TSMC’s 2024 Sustainability Report: Pioneering a Greener Semiconductor Future
by Admin on 09-07-2025 at 8:00 am

TSMC Substainability Report 2024 2025

TSMC, the world’s most trusted semiconductor foundry, released its 2024 Sustainability Report, underscoring its commitment to embedding environmental, social, and governance principles into its operations. Founded in 1987 and headquartered in Hsinchu Science Park, TSMC employs 84,512 people globally and operates facilities across Taiwan, China, the U.S., Japan, and Europe. The report, spanning 278 pages, highlights TSMC’s role as an “innovation pioneer, responsible purchaser, practitioner of green power, admired employer, and power to change society.” Amid rising global risks like extreme weather, as noted in the World Economic Forum’s Global Risks Report, TSMC emphasizes multilateral cooperation to advance sustainability, aligning with UN Sustainable Development Goals (SDGs).

In letters from ESG Steering Committee Chairperson C.C. Wei and ESG Committee Chairperson Lora Ho, TSMC reaffirms sustainability as core to its resilience and competitiveness. Wei stresses that ESG is embedded in every decision, driving net zero emissions by 2050 and carbon neutrality. The company saved 104.2 billion kWh globally in 2024 through efficient chips, equivalent to 44 million tons of reduced carbon emissions. By 2030, each kWh used in production is projected to save 6.39 kWh worldwide. Ho highlights collaborations across five ESG directions: green manufacturing, responsible supply chains, inclusive workplaces, talent development, and care for the underprivileged.

Environmentally, as a “practitioner of green power,” TSMC focuses on climate and energy (pages 108-123), water stewardship (pages 124-134), circular resources (pages 135-146), and air pollution control (pages 147-153). It deployed 1,177 energy-saving measures, achieving 810 GWh in annual savings and 13% renewable energy usage, targeting 60% by 2030 and RE100 by 2040. Scope 1-3 emissions reductions follow SBTi standards, with 2025 as the baseline for absolute cuts by 2035. A new carbon reduction subsidy for Taiwanese tier-1 suppliers and the GREEN Agreement for 90% of raw material emitters aim to slash Scope 3 emissions. Water-positive goals by 2040 include a 2.7% reduction in unit consumption and 100% reclaimed water systems. Circular efforts recycled 97% of waste globally, transforming 9,400 metric tons into resources, while volatile organic compounds and fluorinated GHGs saw 99% and 96% reductions, respectively.

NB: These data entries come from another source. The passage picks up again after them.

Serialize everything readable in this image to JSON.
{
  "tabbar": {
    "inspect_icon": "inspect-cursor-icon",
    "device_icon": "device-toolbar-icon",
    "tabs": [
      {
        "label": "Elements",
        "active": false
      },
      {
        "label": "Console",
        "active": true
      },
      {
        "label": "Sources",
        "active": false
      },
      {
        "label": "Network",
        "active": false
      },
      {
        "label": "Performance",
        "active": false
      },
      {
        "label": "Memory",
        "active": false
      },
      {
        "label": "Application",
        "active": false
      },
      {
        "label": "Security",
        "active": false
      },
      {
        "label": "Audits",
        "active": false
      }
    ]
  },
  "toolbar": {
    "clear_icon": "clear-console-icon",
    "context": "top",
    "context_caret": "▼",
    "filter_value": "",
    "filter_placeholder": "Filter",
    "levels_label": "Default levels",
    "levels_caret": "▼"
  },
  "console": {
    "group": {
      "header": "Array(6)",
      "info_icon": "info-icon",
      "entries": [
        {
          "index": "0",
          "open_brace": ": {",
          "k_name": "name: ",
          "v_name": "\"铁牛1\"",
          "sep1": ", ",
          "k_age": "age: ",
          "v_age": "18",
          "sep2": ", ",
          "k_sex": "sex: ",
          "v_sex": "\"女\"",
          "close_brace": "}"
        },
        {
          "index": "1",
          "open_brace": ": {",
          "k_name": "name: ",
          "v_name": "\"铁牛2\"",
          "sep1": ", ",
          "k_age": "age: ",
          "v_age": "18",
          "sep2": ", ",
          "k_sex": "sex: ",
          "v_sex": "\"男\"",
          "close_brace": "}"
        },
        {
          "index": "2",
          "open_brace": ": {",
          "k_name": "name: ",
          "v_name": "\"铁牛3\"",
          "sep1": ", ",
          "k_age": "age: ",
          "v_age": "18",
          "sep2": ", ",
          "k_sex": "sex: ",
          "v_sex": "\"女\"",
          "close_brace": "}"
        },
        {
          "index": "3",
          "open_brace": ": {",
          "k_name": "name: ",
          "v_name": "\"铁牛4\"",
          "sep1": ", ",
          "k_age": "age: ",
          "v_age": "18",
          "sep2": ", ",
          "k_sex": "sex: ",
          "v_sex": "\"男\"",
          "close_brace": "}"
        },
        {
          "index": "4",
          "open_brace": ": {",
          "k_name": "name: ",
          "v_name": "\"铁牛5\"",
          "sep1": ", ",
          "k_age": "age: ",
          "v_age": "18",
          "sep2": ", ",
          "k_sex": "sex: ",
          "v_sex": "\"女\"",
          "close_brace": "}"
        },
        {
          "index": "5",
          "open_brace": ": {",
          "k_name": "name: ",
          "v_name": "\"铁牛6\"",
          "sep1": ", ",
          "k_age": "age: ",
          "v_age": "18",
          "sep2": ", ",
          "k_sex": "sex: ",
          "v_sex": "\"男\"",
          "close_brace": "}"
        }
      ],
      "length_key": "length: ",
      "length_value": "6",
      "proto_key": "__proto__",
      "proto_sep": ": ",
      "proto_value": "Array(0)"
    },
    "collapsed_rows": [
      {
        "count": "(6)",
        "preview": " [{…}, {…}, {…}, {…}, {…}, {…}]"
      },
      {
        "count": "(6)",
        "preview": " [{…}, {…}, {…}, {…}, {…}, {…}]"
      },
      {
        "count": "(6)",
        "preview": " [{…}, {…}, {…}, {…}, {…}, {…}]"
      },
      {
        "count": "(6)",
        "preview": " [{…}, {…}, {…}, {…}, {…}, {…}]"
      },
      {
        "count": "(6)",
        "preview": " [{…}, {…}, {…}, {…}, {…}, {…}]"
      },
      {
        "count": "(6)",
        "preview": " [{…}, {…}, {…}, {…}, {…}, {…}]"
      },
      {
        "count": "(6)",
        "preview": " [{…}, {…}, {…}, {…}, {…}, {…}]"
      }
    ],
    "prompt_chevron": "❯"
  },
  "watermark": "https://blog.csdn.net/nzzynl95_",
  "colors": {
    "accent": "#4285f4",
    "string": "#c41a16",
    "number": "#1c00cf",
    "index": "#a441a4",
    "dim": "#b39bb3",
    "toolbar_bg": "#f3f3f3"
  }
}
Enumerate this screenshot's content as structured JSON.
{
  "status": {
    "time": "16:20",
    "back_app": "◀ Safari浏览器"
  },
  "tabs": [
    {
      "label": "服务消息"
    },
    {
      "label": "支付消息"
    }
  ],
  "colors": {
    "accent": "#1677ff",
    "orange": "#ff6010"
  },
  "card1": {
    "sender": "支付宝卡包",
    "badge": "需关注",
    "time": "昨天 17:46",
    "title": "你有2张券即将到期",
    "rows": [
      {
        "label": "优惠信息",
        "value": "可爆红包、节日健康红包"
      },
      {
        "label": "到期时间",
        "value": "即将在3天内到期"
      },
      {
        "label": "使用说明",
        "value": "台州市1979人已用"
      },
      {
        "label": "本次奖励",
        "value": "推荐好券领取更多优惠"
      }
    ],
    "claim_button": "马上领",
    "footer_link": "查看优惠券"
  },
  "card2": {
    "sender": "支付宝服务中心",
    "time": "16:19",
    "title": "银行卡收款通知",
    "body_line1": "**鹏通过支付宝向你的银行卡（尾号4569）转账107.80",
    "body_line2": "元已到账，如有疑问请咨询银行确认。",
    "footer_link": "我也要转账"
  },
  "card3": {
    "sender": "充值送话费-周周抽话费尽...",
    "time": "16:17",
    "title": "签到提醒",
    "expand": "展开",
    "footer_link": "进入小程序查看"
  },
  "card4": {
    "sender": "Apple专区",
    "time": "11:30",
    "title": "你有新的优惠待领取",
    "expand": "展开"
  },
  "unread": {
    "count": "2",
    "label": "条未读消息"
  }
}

Socially, TSMC positions itself as an “admired employer” (pages 155-202), fostering an inclusive workplace with a Global Inclusive Workplace Statement and campaigns on action, equity, and allyship. It conducted a global Workplace Human Rights Climate Survey and expanded human rights due diligence to suppliers, incorporating metrics into long-term goals. Women comprise 40% of employees, with targets for over 20% in management. Talent development averaged 90 learning hours per employee, with programs like the Senior Manager Learning and Development achieving 90-point satisfaction. Occupational safety maintained an incident rate below 0.2 per 1,000 employees, enhanced by 24/7 ambulances and diverse protective gear. As a force for societal change (pages 204-232), TSMC’s foundations benefited 1,391,674 people through 171 initiatives, investing NT$2.441 billion. Social impact assessments using IMP and IRIS+ frameworks supported STEM education, elderly care, and SDG 17 partnerships.

Governance-wise (pages 234-251), TSMC reported NT$2.95 trillion in revenue and NT$1.17 trillion in net income, with 69% from advanced 7nm-and-below processes. R&D spending hit US$6.361 billion, up 3.1-fold in a decade. The ESG Performance Summary (pages 263-271) details metrics like 100% supplier audits and top rankings in DJSI and MSCI ESG.

Bottom line: The report showcases TSMC’s 2024 achievements: 11,878 customer innovations, 96% customer satisfaction, and NT$2.45 trillion in Taiwanese economic output, creating 358,000 jobs. Despite challenges like geopolitical tensions, TSMC’s net zero roadmap and inclusive strategies position it as a sustainability leader, driving shared value for stakeholders and a resilient future.